Monday, August 16, 2010
'Around the World in 80 Days' -Review
Publisher: Penguin Popular Classics
Length: 256 Pages
'Mr. Phileas Fogg lived, in 1872, at No. 7, Saville Row, Burlington Gardens, the house in which Sheridan died in 1814.'
By the time this post is published, it will be Monday. However, I'm actually typing this on my balcony on a bright Sunday afternoon, just before I head off for Sunday lunch. If I tried to write this after lunch, I think it possibly wouldn't make too make sense, as I'd be too sleepy or full of wine!
Anyway, having previously enjoyed '20,000 Leagues Under the Sea' by Jules Verne, I thought that I would try another one of his titles. I usually feel a sense of trepidation when embarking on additional titles from an author, whose book I've just enjoyed, as I normally find that reading a second or third novel by them, is never quite good as the first.
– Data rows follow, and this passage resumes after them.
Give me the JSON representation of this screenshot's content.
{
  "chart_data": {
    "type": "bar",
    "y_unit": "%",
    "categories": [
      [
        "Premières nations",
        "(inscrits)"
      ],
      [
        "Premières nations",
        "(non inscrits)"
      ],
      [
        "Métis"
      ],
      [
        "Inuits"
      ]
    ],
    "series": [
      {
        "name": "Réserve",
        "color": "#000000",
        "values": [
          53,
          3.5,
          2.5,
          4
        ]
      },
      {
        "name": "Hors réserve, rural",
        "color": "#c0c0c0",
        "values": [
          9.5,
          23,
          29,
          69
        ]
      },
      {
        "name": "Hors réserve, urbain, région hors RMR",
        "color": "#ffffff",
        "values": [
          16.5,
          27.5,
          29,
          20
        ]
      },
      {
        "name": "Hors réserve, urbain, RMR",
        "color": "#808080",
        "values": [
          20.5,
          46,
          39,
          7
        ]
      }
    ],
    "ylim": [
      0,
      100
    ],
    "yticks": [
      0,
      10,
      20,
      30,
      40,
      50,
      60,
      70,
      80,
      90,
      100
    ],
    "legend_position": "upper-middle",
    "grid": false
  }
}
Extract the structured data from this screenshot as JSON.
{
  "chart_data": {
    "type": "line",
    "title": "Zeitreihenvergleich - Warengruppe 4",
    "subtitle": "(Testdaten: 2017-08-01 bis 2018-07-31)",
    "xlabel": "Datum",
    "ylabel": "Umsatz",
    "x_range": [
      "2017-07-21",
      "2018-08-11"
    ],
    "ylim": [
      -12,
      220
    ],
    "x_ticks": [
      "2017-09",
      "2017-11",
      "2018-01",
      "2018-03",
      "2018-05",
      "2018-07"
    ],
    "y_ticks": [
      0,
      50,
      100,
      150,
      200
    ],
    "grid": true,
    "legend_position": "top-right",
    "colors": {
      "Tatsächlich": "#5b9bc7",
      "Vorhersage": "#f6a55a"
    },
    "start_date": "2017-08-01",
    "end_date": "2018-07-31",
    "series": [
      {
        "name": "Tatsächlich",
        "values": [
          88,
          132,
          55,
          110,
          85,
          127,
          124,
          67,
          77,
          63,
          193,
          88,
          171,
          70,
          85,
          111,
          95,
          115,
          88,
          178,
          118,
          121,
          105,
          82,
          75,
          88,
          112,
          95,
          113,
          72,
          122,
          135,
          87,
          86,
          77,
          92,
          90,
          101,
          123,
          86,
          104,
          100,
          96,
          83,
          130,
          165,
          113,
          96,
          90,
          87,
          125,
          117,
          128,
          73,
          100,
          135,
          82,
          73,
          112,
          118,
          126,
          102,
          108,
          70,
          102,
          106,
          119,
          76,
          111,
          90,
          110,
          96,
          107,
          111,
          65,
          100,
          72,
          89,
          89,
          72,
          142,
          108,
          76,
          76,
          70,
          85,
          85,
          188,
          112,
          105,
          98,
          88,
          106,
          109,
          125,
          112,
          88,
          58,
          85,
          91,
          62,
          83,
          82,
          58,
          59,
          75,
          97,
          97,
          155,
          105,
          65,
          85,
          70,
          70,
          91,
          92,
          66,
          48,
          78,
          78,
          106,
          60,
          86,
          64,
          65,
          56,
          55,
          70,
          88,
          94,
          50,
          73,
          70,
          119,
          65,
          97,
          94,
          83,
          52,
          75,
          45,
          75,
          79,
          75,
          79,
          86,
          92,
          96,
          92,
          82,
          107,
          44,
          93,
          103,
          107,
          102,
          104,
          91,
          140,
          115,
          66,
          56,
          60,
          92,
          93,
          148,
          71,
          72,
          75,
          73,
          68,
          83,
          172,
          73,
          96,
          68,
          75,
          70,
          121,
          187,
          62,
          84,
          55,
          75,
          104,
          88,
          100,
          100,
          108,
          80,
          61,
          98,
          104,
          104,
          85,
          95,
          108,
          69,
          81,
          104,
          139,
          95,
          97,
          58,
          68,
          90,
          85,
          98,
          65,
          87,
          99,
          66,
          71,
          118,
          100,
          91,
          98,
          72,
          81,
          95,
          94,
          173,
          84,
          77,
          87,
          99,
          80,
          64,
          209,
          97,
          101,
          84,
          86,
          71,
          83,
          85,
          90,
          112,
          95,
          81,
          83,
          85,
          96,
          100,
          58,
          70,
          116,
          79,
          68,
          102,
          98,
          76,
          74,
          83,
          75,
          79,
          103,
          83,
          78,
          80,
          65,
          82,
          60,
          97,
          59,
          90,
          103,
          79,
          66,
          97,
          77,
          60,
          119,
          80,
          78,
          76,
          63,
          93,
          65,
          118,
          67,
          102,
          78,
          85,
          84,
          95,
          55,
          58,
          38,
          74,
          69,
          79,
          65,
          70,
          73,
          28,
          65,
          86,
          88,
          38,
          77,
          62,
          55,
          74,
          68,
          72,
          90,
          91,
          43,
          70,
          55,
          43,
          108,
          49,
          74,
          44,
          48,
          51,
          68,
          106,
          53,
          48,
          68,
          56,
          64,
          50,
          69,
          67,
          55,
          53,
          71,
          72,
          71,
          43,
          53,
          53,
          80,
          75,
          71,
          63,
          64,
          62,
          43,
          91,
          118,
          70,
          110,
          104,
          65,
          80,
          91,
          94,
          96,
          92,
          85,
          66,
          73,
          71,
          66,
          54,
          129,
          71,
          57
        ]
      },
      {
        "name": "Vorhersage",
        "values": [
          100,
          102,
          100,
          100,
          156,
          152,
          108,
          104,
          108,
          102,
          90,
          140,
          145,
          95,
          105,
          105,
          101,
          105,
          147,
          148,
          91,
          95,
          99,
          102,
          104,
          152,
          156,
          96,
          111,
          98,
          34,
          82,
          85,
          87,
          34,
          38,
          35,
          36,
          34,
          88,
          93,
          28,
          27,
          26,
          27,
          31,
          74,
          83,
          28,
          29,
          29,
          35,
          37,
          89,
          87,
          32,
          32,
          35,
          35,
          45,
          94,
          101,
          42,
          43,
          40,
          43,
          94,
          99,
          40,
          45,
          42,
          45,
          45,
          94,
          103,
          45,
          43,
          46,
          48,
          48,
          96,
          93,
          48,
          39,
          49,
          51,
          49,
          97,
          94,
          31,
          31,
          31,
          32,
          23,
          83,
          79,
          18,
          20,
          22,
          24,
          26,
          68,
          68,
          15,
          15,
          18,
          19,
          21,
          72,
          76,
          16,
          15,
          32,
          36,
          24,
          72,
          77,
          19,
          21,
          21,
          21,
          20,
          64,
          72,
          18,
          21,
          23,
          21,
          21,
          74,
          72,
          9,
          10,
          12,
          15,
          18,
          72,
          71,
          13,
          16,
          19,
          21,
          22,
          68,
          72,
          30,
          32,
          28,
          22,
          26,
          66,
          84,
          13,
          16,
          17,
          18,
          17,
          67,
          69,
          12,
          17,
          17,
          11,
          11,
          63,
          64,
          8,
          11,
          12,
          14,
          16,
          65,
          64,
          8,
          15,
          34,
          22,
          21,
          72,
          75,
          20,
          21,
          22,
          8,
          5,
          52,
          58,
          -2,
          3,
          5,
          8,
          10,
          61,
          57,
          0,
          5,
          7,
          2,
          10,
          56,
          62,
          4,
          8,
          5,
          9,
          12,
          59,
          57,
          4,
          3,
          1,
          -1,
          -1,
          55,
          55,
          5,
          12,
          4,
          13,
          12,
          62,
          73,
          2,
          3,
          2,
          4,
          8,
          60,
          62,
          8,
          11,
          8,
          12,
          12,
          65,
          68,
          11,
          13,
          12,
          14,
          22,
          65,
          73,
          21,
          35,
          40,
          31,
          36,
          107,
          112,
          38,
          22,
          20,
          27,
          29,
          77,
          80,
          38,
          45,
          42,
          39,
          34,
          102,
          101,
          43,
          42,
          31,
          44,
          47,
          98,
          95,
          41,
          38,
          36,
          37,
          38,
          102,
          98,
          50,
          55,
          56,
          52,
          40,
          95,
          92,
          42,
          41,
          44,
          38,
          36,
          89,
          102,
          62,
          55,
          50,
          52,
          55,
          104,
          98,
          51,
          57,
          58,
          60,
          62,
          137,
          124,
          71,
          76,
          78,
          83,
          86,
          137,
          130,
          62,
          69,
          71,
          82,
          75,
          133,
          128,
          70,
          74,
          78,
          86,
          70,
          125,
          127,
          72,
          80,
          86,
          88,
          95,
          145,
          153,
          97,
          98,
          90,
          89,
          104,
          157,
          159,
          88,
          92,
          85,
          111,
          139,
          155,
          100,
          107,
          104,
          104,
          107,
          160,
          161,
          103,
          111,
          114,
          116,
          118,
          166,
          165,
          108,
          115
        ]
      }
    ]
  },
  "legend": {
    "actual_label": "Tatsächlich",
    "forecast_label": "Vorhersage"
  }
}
However, I decided to give 'Around the World in 80 Days' a go and I'm happy to say, that this novel was even better than the first.
It revolves around Phileas Fogg, an English gentleman with a stickler for routine, taking on a £20,000 wager with the other gentlemen in his local Reform Club, to circumnavigate the world in 80 days. Along for the ride is Passepartout, his newly appointed servant, hoping for a quieter life. However, he finds himself on an unexpected adventure, saving a young Parsi woman called Aouda, causing chaos in Calcutta and riding elephants in the jungle.
Throughout the story, Phileas Fogg is pursued by a Scotland Yard policeman named Fix, who is convinced that Phileas Fogg is a bank robber and he deceives Passepartout into helping him to catch his criminal. Will Phileas Fogg escape imprisonment and arrive back in London on time? It would be wrong of me to spoil it for you!
I loved this book. I enjoyed '20,000 Leagues Under the Sea', but I found that'Around the World in 80 Days' had a pace which more suited my reading preference, it explained everything sufficiently, but wasn't quite as slow as '20,000 Leagues Under the Sea'. Also, I found that I wasn't bogged down with information, as I felt when I read '20,000 Leagues Under the Sea', even though the facts featured within that book, gave authenticity to the novel.
I love the characters within the book. In fact, I feel that on the whole, Jules Verne has the ability to create great characterisation within his novels. However, he likes his main character to be forthright gentleman and Phileas Fogg, is the quintessential English gent, who is never phased by a crisis.
This book is charming, funny and so gripping that you can't wait for the next chapter, to see what happens next. In fact, it's the perfect illustration of the game 'Can you?' which Stephen King talks about in his novel 'Misery'. Verne puts his characters into impossible situations and leaves the reader thinking 'How are they going to get out of this one?', then he rescues his characters, but with convincing resolutions.
'Around the World in 80 Days' is fun, exciting and a good old fashioned adventure story, which is easy to get lost in. I definitely recommend it.